The Newport Beach City Council accepted an amended contract Tuesday night allowing for City Manager Dave Kiff’s early departure as Councilwoman Diane Dixon ripped two colleagues who she said worked behind the scenes to force Kiff out.
Dixon, who along with council members Jeff Herdman and Brad Avery said they were in the dark about Kiff’s accelerated exit, claimed an “ambush” against Kiff by Mayor Marshall “Duffy” Duffield and Mayor Pro Tem Will O’Neill.
“They wanted to fire him. They decided to fire him. They fired him. But they didn’t tell anyone,” Dixon said. “On what basis did a minority cabal of two council members decide they had the authority to force out Dave Kiff?”
Dixon said Duffield and O’Neill dictated and negotiated the terms of Kiff’s exit contract starting in February and that the full council never saw a draft, although there would have been ample time to discuss it in closed session.
“They are not chief executives, the king or dictators,” she said.
Kiff recused himself from the discussion Tuesday. He has said he wants a smooth transition and will work with city leaders on key issues before he departs Aug. 31. The previous version of his contract expired in April 2019.
Dixon listed several statements attributed to Duffield in 2015 and ’16 about wanting Kiff fired. Then in February, after a regular conference among the mayor, mayor pro tem, city manager and city attorney, Duffield and O’Neill wanted to talk about speeding up Kiff’s departure, Dixon said. She said O’Neill pressed for the change to happen over the summer.
Under the contract amendment approved Tuesday, the city will pay more than $100,000 upon Kiff’s resignation. That includes $84,000, which is what Kiff would have earned in salary in September through December, a one-time deferred compensation contribution of $20,000, and up to $5,000 toward attorney fees Kiff incurred while having a lawyer help prepare the agreement. The amendment also says Kiff would be entitled to any unused administrative leave pay for the year, which tops out at 80 hours.
The council will use an executive search firm to look for Kiff’s replacement.

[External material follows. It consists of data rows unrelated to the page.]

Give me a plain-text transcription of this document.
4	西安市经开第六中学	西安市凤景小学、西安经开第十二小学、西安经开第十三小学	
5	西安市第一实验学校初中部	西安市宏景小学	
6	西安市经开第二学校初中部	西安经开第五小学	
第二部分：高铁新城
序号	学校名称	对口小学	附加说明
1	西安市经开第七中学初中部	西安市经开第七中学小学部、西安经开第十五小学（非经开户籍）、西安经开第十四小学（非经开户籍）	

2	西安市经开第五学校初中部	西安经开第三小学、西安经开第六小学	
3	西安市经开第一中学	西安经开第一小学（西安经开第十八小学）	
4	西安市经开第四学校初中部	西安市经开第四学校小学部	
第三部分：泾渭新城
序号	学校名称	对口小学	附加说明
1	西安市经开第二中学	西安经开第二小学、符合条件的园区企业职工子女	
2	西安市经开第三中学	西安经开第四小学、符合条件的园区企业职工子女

Duffield said Kiff — who has been city manager since 2009 and a city employee since 1998 — told the council more than a year ago about his plans to eventually leave Newport Beach and move to Northern California to be closer to family.
Duffield characterized the February discussion as a chat about the transition. He said he expected it would land on a council meeting agenda. But in March, Kiff announced his plan to leave early after “unfounded rumors circulated about four council members demanding Dave’s resignation or be fired,” Duffield said.
At the April 10 council meeting, several community members accused Duffield, O’Neill and Councilmen Scott Peotter and Kevin Muldoon of conspiring to oust Kiff. The four have denied it and did so again Tuesday.
But former mayor Nancy Gardner, a Kiff supporter, said denials are cheap.
She suggested a subpoena-driven investigation of the matter similar to one the council authorized this year to look into possible irregularities on petitions aiming to recall Peotter.
“Ask all the questions there could possibly be and have it under oath so it’s not just a simple lie, it’s perjury” if people are untruthful, Gardner said.
Seymour Beek, a lifelong Newport Beach resident, said the council is being level-headed as it looks for its next city manager.
Beek said he has seen many popular and capable city managers leave.
“However, I have never quite witnessed a firestorm of irrationality and anger resulting from a retirement of a city manager as I’ve witnessed this time,” he said.
Resident Peter Van Voorhis said replacing an employee, even an important one like the city manager — the city’s top administrative official — is basic government work, not “politicized work.”
“I hope you remember that the loudest groups are rarely the ones that are right. Because if you’re right, you don’t need to scream about it,” Van Voorhis said.
But Herdman, like Dixon, was firm in saying the city’s charter and policies were violated by not having the entire council involved in discussions about Kiff’s earlier exit.
Herdman said he doesn’t know why Kiff is leaving but insisted he was pressured.
“He should be allowed to work out his present contract with dignity and the respect he deserves and exercise his right and privilege to retire at his own choosing,” Herdman said. “A city manager of Mr. Kiff’s caliber should not be forced to speed up his retirement.”
Kiff said in an email Wednesday that he has used the term “transition” to describe his departure because “I don’t think I’ll ever retire from doing things. Maybe I’ll do something totally different, maybe something part time. I’m not sure.”
O’Neill disputed Dixon’s remarks, though he said he erred in not bringing the matter to the council immediately. He said he was concerned that if it appeared on a closed-session agenda, it would look like the council was firing Kiff.
“I wish I had rethought that. I look back on that and wish I had,” O’Neill said.
Duffield acknowledged that before he was elected to the council in 2014, it was widely known that he and Kiff didn’t see eye to eye on harbor issues. But his feelings evolved, Duffield said, and years-old comments no longer apply.
Muldoon said he and Kiff also used to butt heads but have built up respect.
“I think this whole process has been very unfortunate and a little bit heartbreaking,” Muldoon said.